The wheels work independently, making parallel parking a breeze. You just pull up to the space you want to park in, change the direction of the wheels, and glide in. The whole passenger pod can turn 360 degrees, so you can face the space you're moving into, even if the rest of the body is facing the other way. An earlier version of the Pivo could lean backward and forward as it turned. It's easy to imagine a later version making sudden, quirky changes of direction, like a family pet.
But there's more! The car features a movable robot head that that talks to you, suggests alternative routes, tells jokes, tells you what needs fixing and what groceries you wanted to buy, and watches to see if you're dozing off so it can wake you. It contains facial recognition software so it'll recognize and talk to your friends, too.

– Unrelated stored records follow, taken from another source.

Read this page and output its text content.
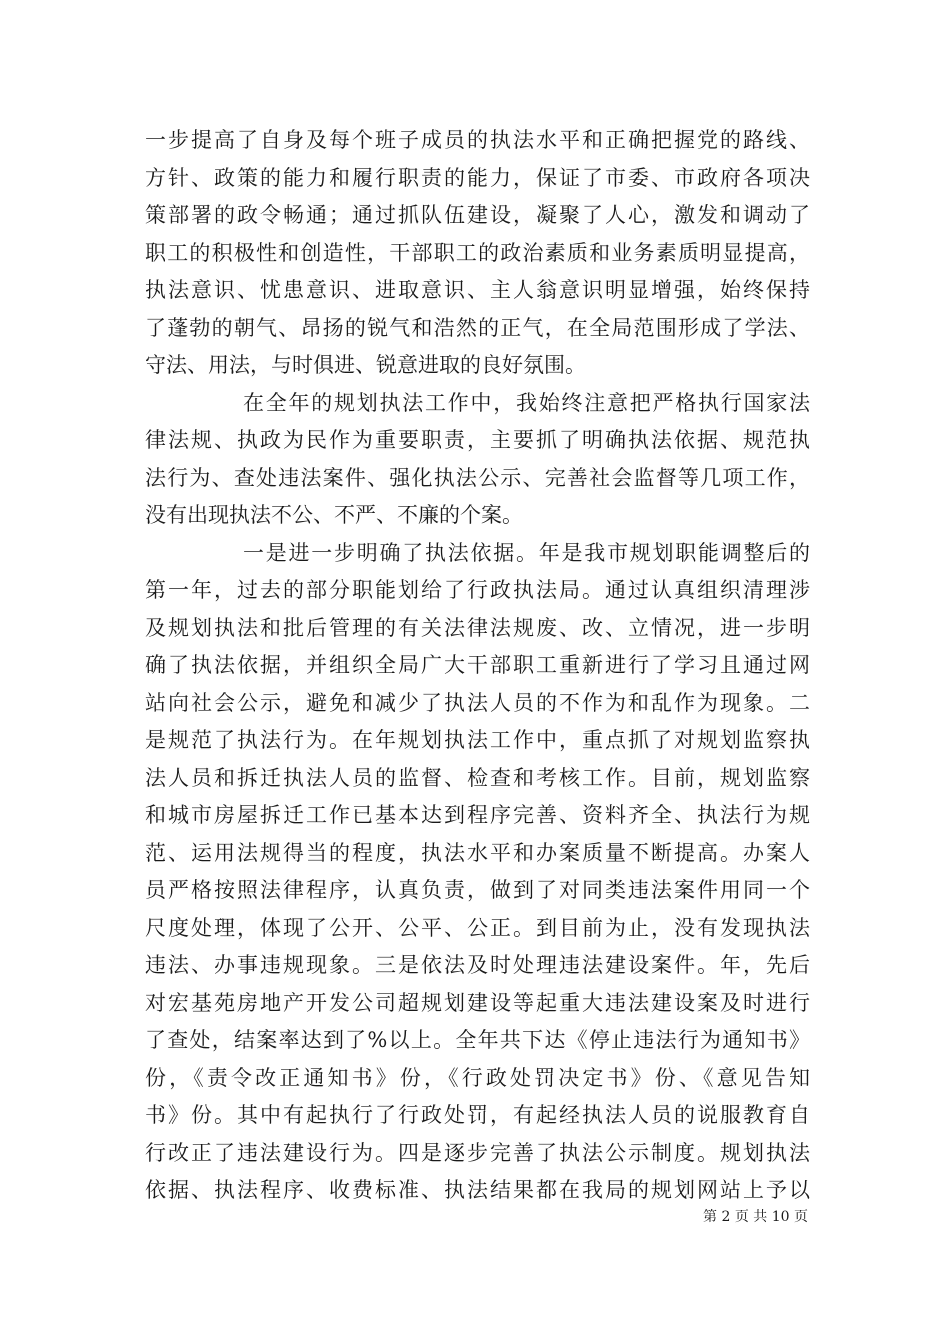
一步提高了自身及每个班子成员的执法水平和正确把握党的路线、
方针、政策的能力和履行职责的能力，保证了市委、市政府各项决
策部署的政令畅通；通过抓队伍建设，凝聚了人心，激发和调动了
职工的积极性和创造性，干部职工的政治素质和业务素质明显提高，
执法意识、忧患意识、进取意识、主人翁意识明显增强，始终保持
了蓬勃的朝气、昂扬的锐气和浩然的正气，在全局范围形成了学法、
守法、用法，与时俱进、锐意进取的良好氛围。
在全年的规划执法工作中，我始终注意把严格执行国家法
律法规、执政为民作为重要职责，主要抓了明确执法依据、规范执
法行为、查处违法案件、强化执法公示、完善社会监督等几项工作，
没有出现执法不公、不严、不廉的个案。
一是进一步明确了执法依据。年是我市规划职能调整后的
第一年，过去的部分职能划给了行政执法局。通过认真组织清理涉
及规划执法和批后管理的有关法律法规废、改、立情况，进一步明
确了执法依据，并组织全局广大干部职工重新进行了学习且通过网
站向社会公示，避免和减少了执法人员的不作为和乱作为现象。二
是规范了执法行为。在年规划执法工作中，重点抓了对规划监察执
法人员和拆迁执法人员的监督、检查和考核工作。目前，规划监察
和城市房屋拆迁工作已基本达到程序完善、资料齐全、执法行为规
范、运用法规得当的程度，执法水平和办案质量不断提高。办案人
员严格按照法律程序，认真负责，做到了对同类违法案件用同一个
尺度处理，体现了公开、公平、公正。到目前为止，没有发现执法
违法、办事违规现象。三是依法及时处理违法建设案件。年，先后
对宏基苑房地产开发公司超规划建设等起重大违法建设案及时进行
了查处，结案率达到了%以上。全年共下达《停止违法行为通知书》
份，《责令改正通知书》份，《行政处罚决定书》份、《意见告知
书》份。其中有起执行了行政处罚，有起经执法人员的说服教育自
行改正了违法建设行为。四是逐步完善了执法公示制度。规划执法
依据、执法程序、收费标准、执法结果都在我局的规划网站上予以
第 2 页 共 10 页
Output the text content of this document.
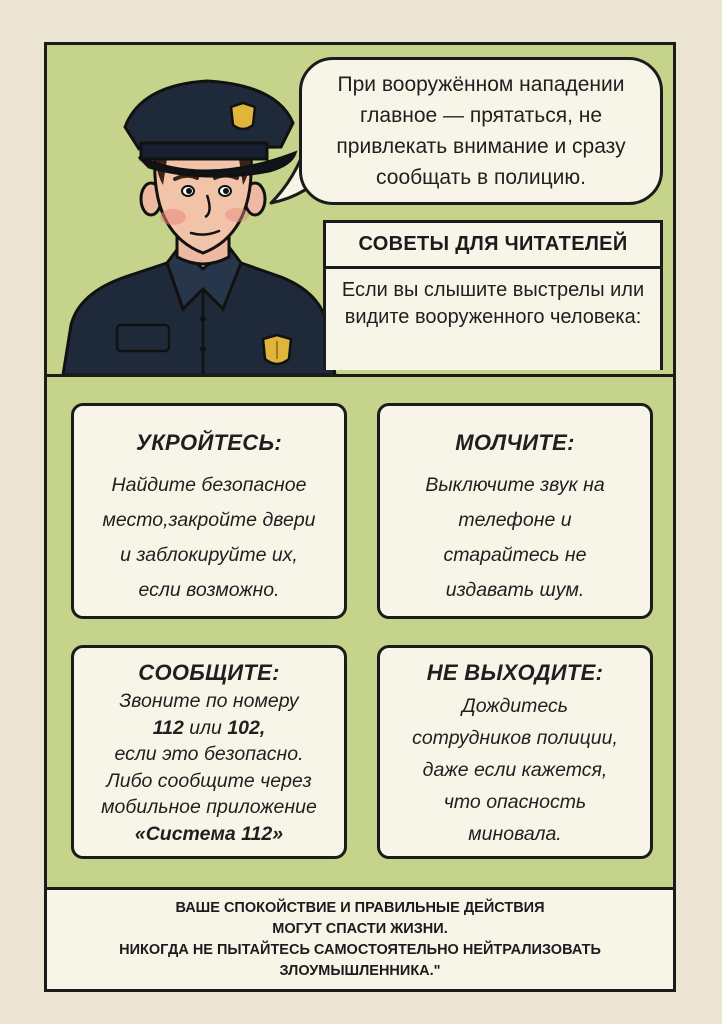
При вооружённом нападении главное — прятаться, не привлекать внимание и сразу сообщать в полицию.
СОВЕТЫ ДЛЯ ЧИТАТЕЛЕЙ
Если вы слышите выстрелы или видите вооруженного человека:
УКРОЙТЕСЬ:
Найдите безопасное
место,закройте двери
и заблокируйте их,
если возможно.
МОЛЧИТЕ:
Выключите звук на
телефоне и
старайтесь не
издавать шум.
СООБЩИТЕ:
Звоните по номеру
112 или 102,
если это безопасно.
Либо сообщите через
мобильное приложение
«Система 112»
НЕ ВЫХОДИТЕ:
Дождитесь
сотрудников полиции,
даже если кажется,
что опасность
миновала.
ВАШЕ СПОКОЙСТВИЕ И ПРАВИЛЬНЫЕ ДЕЙСТВИЯ
МОГУТ СПАСТИ ЖИЗНИ.
НИКОГДА НЕ ПЫТАЙТЕСЬ САМОСТОЯТЕЛЬНО НЕЙТРАЛИЗОВАТЬ
ЗЛОУМЫШЛЕННИКА."
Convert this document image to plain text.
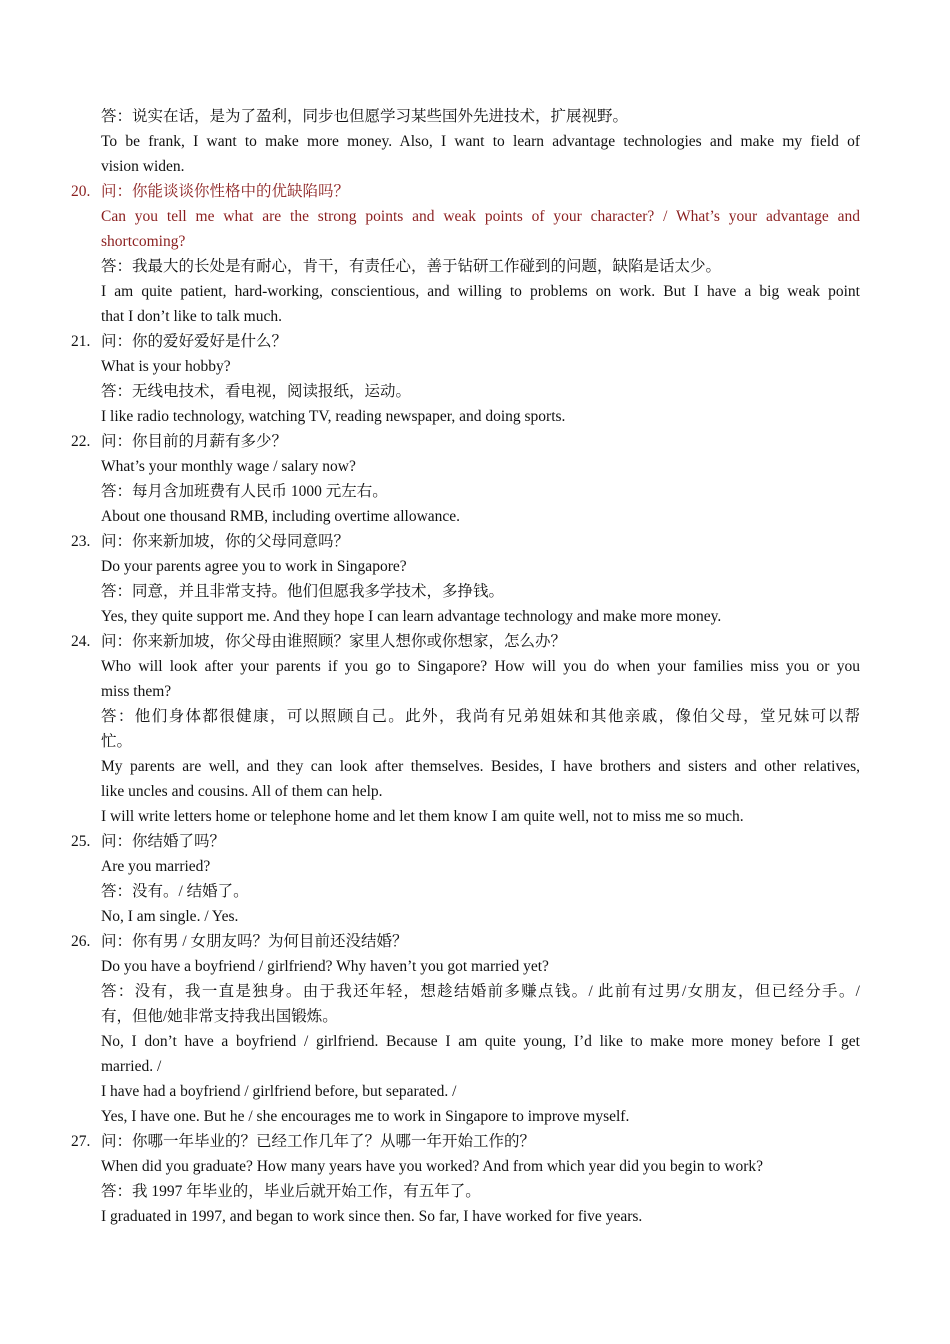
答：说实在话，是为了盈利，同步也但愿学习某些国外先进技术，扩展视野。
To be frank, I want to make more money. Also, I want to learn advantage technologies and make my field of
vision widen.
20. 问：你能谈谈你性格中的优缺陷吗？
Can you tell me what are the strong points and weak points of your character? / What’s your advantage and
shortcoming?
答：我最大的长处是有耐心，肯干，有责任心，善于钻研工作碰到的问题，缺陷是话太少。
I am quite patient, hard-working, conscientious, and willing to problems on work. But I have a big weak point
that I don’t like to talk much.
21. 问：你的爱好爱好是什么？
What is your hobby?
答：无线电技术，看电视，阅读报纸，运动。
I like radio technology, watching TV, reading newspaper, and doing sports.
22. 问：你目前的月薪有多少？
What’s your monthly wage / salary now?
答：每月含加班费有人民币 1000 元左右。
About one thousand RMB, including overtime allowance.
23. 问：你来新加坡，你的父母同意吗？
Do your parents agree you to work in Singapore?
答：同意，并且非常支持。他们但愿我多学技术，多挣钱。
Yes, they quite support me. And they hope I can learn advantage technology and make more money.
24. 问：你来新加坡，你父母由谁照顾？家里人想你或你想家，怎么办？
Who will look after your parents if you go to Singapore? How will you do when your families miss you or you
miss them?
答：他们身体都很健康，可以照顾自己。此外，我尚有兄弟姐妹和其他亲戚，像伯父母，堂兄妹可以帮
忙。
My parents are well, and they can look after themselves. Besides, I have brothers and sisters and other relatives,
like uncles and cousins. All of them can help.
I will write letters home or telephone home and let them know I am quite well, not to miss me so much.
25. 问：你结婚了吗？
Are you married?
答：没有。/ 结婚了。
No, I am single. / Yes.
26. 问：你有男 / 女朋友吗？为何目前还没结婚？
Do you have a boyfriend / girlfriend? Why haven’t you got married yet?
答：没有，我一直是独身。由于我还年轻，想趁结婚前多赚点钱。/ 此前有过男/女朋友，但已经分手。/
有，但他/她非常支持我出国锻炼。
No, I don’t have a boyfriend / girlfriend. Because I am quite young, I’d like to make more money before I get
married. /
I have had a boyfriend / girlfriend before, but separated. /
Yes, I have one. But he / she encourages me to work in Singapore to improve myself.
27. 问：你哪一年毕业的？已经工作几年了？从哪一年开始工作的？
When did you graduate? How many years have you worked? And from which year did you begin to work?
答：我 1997 年毕业的，毕业后就开始工作，有五年了。
I graduated in 1997, and began to work since then. So far, I have worked for five years.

If you were to approach the locked car from the outside, and click your key chain beeper to unlock it, the passenger pod might revolve to face you, and maybe even lean toward you a little and appear to pant. The friendly robot head would track you and flash a smile, as if it was thrilled to see you.
Do you see what I'm getting at? The entire car, not just the robot head, is a kind of pet. You develop an affection for it. That's a bold, new idea...a car that elicits emotional attachment from the owner. I predict Nissan is going to make a lot of money with this! Why didn't Americans think of this? Where was General Motors?
Don't expect to see it on the road for another five or six years. The car runs on lithium batteries, which aren't practical yet, and it has a top speed of only 60 miles an hour. And there's safety issues. That's OK, it'll be worth the wait. Imagine what the robot'll be able to do five years from now! You'll be able to have conversations with it!